Jakarta, Aktual.com – Menteri Dalam Negeri (Mendagri) Tjahjo Kumolo mengatakan bahwa pemerintah terus memantau dan mencatat setiap tindakan yang dilakukan oleh organisasi masyarakat (ormas) yang terdaftar di pemerintah.

Pemantauan dan pencatatan tindakan ormas ini sebagai bahan masukan dan pertimbangan dalam pengambilan keputusan terhadap ormas yang menyimpang untuk kemudian dilakukan penertiban.

“Kemendagri termasuk instansi yang lain mencatat ya, baik di daerah juga mencatat beberapa ormas-ormas yang menyimpang daripada proses pendaftaran,” kata Tjahjo di Hotel Borobudur, Jakarta Pusat, Selasa (17/1).

Disampaikan, permasalahan yang muncul belakangan bukan disebabkan oleh institusi ormas melainkan oleh oknum atau tokoh-tokoh di dalamnya. Pada saat pendaftaran, mereka (ormas) menyatakan bahwa organisasinya berlandaskan Pancasila. Namun setelah dilakukan pengecekan ternyata melenceng karena ada oknum dari organisasi tersebut yang anti Pancasila.

“Dulu mendaftarkan ormas A asasnya Pancasila, tapi tokohnya dia teriak-teriak di luar ‘anti-Pancasila’. Ternyata setelah kami cek di Kemendagri, oh tokohnya yang teriak-teriak anti-Pancasila,” jelas Tjahjo.

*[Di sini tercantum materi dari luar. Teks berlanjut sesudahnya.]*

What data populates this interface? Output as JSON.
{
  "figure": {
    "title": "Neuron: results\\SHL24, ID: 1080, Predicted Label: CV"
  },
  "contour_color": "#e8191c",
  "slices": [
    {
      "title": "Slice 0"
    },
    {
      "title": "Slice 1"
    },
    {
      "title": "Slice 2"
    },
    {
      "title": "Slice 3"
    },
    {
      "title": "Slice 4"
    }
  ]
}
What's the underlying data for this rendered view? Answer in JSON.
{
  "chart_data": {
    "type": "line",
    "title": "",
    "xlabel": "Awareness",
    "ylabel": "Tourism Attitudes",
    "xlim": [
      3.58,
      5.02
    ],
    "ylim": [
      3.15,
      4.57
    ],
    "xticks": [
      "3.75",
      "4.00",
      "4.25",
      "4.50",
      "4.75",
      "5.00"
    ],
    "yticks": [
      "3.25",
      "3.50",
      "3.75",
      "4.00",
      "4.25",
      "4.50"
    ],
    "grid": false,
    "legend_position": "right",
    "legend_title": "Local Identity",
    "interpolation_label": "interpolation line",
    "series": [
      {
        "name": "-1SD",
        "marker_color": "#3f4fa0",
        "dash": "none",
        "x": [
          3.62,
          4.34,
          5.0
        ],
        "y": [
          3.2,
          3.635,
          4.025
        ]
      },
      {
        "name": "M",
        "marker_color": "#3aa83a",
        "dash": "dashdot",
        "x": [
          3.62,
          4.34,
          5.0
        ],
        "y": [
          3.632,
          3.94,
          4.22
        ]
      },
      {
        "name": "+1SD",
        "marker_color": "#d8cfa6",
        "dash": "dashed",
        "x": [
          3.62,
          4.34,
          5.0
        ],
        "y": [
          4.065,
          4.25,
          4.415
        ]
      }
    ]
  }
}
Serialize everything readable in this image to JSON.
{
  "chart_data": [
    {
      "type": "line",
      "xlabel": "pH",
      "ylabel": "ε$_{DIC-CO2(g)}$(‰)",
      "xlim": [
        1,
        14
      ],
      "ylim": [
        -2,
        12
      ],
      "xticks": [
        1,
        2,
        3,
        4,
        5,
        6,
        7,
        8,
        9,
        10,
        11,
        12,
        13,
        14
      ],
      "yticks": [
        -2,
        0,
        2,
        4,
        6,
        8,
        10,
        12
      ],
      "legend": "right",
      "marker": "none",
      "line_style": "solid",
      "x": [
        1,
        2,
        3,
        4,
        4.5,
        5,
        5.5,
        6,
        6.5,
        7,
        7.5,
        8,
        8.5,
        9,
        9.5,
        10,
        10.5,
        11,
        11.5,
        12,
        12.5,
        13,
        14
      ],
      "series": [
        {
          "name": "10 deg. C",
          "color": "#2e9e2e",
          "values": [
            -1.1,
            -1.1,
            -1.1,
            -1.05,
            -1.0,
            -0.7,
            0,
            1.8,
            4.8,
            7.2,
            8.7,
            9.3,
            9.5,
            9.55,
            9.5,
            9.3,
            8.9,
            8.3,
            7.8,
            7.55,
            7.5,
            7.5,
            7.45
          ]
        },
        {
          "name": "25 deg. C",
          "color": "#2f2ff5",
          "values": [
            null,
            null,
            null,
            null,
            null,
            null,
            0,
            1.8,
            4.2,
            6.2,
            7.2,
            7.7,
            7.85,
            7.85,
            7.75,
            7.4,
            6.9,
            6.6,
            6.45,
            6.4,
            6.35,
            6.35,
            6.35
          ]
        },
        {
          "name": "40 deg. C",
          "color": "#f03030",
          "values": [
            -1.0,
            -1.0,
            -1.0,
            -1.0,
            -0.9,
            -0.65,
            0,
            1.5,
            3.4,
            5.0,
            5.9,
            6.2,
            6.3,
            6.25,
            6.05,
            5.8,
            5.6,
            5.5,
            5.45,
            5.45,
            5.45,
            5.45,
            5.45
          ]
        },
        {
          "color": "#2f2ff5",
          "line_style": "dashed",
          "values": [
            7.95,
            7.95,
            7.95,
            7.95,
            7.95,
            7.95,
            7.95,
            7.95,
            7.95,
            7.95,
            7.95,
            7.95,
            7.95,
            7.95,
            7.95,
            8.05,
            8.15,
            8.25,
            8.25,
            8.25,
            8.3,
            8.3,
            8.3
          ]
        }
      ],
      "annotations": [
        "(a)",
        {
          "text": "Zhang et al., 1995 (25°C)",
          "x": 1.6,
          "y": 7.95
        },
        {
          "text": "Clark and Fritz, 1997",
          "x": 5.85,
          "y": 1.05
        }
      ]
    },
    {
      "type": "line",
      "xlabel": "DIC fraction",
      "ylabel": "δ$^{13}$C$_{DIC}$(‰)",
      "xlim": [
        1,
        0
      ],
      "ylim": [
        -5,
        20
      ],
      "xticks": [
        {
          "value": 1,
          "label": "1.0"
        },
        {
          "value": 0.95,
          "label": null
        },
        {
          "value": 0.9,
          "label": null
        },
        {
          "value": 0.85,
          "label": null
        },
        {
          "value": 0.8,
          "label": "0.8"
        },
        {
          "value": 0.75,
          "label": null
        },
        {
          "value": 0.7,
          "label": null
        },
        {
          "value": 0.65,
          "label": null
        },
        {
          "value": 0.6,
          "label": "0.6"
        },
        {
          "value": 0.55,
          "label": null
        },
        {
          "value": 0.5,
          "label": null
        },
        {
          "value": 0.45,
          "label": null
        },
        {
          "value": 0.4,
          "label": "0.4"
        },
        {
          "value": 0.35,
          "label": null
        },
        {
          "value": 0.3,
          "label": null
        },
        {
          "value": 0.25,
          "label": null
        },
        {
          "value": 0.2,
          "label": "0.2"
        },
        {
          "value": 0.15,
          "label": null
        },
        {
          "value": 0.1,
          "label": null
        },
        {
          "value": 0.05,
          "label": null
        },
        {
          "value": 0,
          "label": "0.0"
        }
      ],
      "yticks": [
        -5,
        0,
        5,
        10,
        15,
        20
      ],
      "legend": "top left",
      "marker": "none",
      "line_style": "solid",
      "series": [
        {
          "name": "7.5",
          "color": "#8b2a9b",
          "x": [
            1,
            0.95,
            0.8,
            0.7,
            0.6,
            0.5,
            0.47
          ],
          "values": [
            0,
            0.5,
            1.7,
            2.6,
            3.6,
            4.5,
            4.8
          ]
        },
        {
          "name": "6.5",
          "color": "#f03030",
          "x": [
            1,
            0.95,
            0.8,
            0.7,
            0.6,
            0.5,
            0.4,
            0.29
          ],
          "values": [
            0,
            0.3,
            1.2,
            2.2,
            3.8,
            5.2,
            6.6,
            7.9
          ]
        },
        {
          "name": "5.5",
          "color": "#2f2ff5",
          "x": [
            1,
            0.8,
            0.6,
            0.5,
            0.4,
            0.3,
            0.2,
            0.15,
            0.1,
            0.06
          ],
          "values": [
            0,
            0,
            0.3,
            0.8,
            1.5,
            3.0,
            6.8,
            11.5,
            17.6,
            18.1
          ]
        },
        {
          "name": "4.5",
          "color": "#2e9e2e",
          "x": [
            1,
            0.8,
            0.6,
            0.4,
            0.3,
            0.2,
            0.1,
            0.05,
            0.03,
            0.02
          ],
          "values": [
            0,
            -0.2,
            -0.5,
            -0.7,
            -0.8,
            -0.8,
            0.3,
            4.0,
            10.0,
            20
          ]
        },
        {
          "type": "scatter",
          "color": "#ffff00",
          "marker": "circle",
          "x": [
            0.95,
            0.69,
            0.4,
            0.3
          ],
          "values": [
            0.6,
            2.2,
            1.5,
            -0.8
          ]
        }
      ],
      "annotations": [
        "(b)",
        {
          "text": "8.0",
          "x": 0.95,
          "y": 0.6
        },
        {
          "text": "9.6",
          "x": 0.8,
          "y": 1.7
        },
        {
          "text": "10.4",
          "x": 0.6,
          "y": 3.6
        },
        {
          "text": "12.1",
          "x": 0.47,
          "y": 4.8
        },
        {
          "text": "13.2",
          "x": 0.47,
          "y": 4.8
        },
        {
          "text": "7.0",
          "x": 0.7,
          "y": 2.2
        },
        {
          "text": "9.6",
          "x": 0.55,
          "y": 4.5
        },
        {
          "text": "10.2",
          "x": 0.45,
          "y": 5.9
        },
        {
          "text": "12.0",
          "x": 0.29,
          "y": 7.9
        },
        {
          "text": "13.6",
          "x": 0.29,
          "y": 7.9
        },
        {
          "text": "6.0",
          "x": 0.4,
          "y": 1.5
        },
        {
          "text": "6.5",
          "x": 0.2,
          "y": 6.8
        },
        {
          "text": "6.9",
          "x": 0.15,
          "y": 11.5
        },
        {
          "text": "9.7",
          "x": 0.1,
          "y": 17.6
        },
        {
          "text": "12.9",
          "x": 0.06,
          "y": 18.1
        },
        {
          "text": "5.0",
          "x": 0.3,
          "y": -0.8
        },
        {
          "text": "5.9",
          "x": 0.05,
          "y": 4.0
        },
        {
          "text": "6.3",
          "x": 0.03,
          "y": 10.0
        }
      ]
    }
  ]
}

Meski diketahui ada oknum tokoh yang anti Pancasila, namun ia menyatakan untuk membubarkan ormas tersebut tidaklah mudah. Sebab, perlu dibuktikan adanya pelanggaran yang dilakukan oleh ormas yang dianggap bermasalah di pengadilan.

“Membubarkan kan dasarnya apa, lewat pengadilan, itu panjang prosesnya,” kata dia.

Ditambahkan Tjahjo, di kepolisian sudah banyak kasus yang dikaitkan dengan ormas. Namun tidak secara langsung dengan ormasnya melainkan kepada tokoh-tokoh atau anggotanya. Disinggung pula jumlah ormas di Indonesia yang jumlahnya mencapai ratusan ribu.

“Baik yang mendaftar di Kemendagri, yang terdaftar di Kementerian Hukum dan HAM, yang terdaftar di pemerintah provinsi, kabupaten/kota, ratusan ribu,” demikian Tjahjo.